A psicóloga explica que o aluno deve sempre ser integrado ao grupo pois esse é o melhor caminho para ele superar qualquer dificuldade.
Carinho – O acolhimento não deve ser confundido com expressão de carinho por parte dos educadores, explica Cisele. “O carinho é super importante desde que seja verdadeiro, autêntico. Mas a verdade é que ninguém gosta de todo mundo igual. As demonstrações de carinho devem respeitar isso. É importante receber todos de forma igual. As crianças não se incomodam com isso. Elas se incomodam com a falsidade.”

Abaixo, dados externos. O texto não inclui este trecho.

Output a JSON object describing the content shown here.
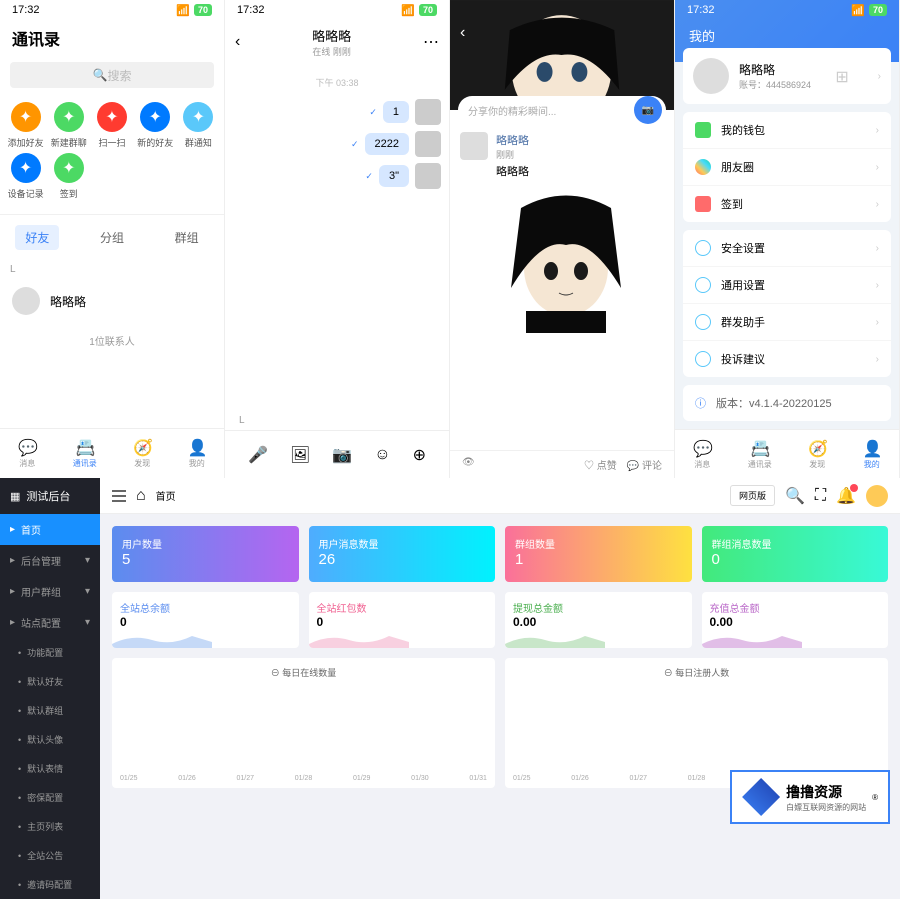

No caso das crianças da educação infantil, “que são pequenas, são gracinhas, bonitas, as professoras gostam mesmo de abraçar, de demonstrar cuidados maiores”. “Mas neste caso elas estão sendo autênticas pois as crianças pequenas inspiram carinho e no infantil não há apenas a professora há também a assistente dividindo as atenções.” A questão, para Cisele é com os alunos do ensino fundamental, que já são questionadores e, às vezes, menos disciplinados. A demonstração de carinho nesta situação não é tão importante quanto a boa recepção, a preocupação com a adaptação e com um acolhimento igual para todos.
O acolhimento pode definir o futuro do aluno na escola. “Se ele não for acolhido, bem-vindo, isso pode gerar uma situação radical.” O estudante precisa entender o jeito, a cultura escolar, para nunca ficar deslocado, afirma a psicóloga. A criança precisa estar consciente de que o ambiente escolar pode funcionar de maneira diferente da casa dela.
Portanto, de acordo com Cisele, o professor precisa explicar muito bem as normas de funcionamento da escola, para que as crianças entendam, por exemplo, a hora certa de ir ao banheiro, de falar, de brincar, de se concentrar, como usar um talher na merenda e, assim, evitar situações que gerem conflito com a escola durante o processo de adaptação.
Para todas as idades – Não há idade para o acolhimento. Os professores devem ter em mente que a palavra adaptação foi substituída pela palavra acolhimento. “E os novos alunos, de qualquer idade, em qualquer situação, precisam ser acolhidos. E o acolhido precisa ter oportunidade de mostrar o que sabe, de expor suas expectativas, precisa ficar ciente das normas. Por isso, o professor precisa conhecer mais os alunos, para saber onde eles querem chegar.”
O acolhimento, para Cisele, envolve toda a transição da criança, de casa para a escola. E começa já na decisão dos pais de matricular o filho em uma determinada escola. “Na primeira informação que é dada aos pais já começa o acolhimento da família. Isso precisa ser preparado, é importante haver material impresso com todas as informações importantes. A entrevista com os pais é fundamental.”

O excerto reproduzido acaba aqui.